Consideration of the site of administration of a solid dosage form is also very important in selecting an appropriate filler. Microcrystalline cellulose and calcium hydrogen phosphate dihydrate are poorly soluble in water, so other excipients should be selected when developing orally disintegrating tablets. The water solubility of fillers is crucial for the rapid dissolution and rapid disintegration of solid dosage forms after exposure to saliva. Secondly, good water solubility can make preparations such as orally disintegrating tablets, chewable tablets and sublingual tablets have a pleasant taste, thereby improving patients’ medication compliance.

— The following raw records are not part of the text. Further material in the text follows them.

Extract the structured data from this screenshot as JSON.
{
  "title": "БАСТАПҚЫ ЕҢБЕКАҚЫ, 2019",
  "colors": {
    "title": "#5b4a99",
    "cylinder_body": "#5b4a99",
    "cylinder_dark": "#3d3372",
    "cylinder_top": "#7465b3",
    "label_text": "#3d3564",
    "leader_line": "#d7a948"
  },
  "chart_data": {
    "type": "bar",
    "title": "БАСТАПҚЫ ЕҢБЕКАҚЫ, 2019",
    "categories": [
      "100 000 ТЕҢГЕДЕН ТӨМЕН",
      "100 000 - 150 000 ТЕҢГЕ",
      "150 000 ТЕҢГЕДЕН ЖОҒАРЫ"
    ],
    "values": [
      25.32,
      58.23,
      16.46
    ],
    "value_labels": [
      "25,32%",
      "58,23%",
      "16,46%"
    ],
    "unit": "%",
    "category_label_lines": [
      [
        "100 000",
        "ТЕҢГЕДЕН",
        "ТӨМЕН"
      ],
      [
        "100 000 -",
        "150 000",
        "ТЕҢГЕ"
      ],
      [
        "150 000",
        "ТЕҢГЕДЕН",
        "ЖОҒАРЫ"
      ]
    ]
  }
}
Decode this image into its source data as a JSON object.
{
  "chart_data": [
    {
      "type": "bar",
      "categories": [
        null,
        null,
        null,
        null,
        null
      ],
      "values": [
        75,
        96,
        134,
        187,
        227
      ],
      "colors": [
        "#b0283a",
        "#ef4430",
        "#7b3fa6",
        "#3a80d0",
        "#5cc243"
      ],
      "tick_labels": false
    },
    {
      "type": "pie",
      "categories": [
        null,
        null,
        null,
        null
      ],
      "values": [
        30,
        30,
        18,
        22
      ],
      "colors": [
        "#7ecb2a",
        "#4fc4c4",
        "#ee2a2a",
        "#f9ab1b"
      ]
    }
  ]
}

Therefore, compared to microcrystalline cellulose and calcium hydrogen phosphate dihydrate, polyols are very suitable for use in solid preparations that disintegrate in the oral cavity. In addition, polyols such as sorbitol and mannitol are energy-free and improve the taste of formulations through their creamy texture, sweetness and cooling sensation. In particular, it should be pointed out that mannitol is especially recommended in the above-mentioned preparations. Its outstanding physical and chemical properties make the preparations produced by the direct compression process have excellent compressibility, rapid dissolution performance and pleasant taste.

3 Conclusion

Therefore, there is no perfect filler and binder in the field of solid preparations. Factors such as the nature of the raw material, the target properties of the preparation, and the cost performance all play an important role in the selection of excipients.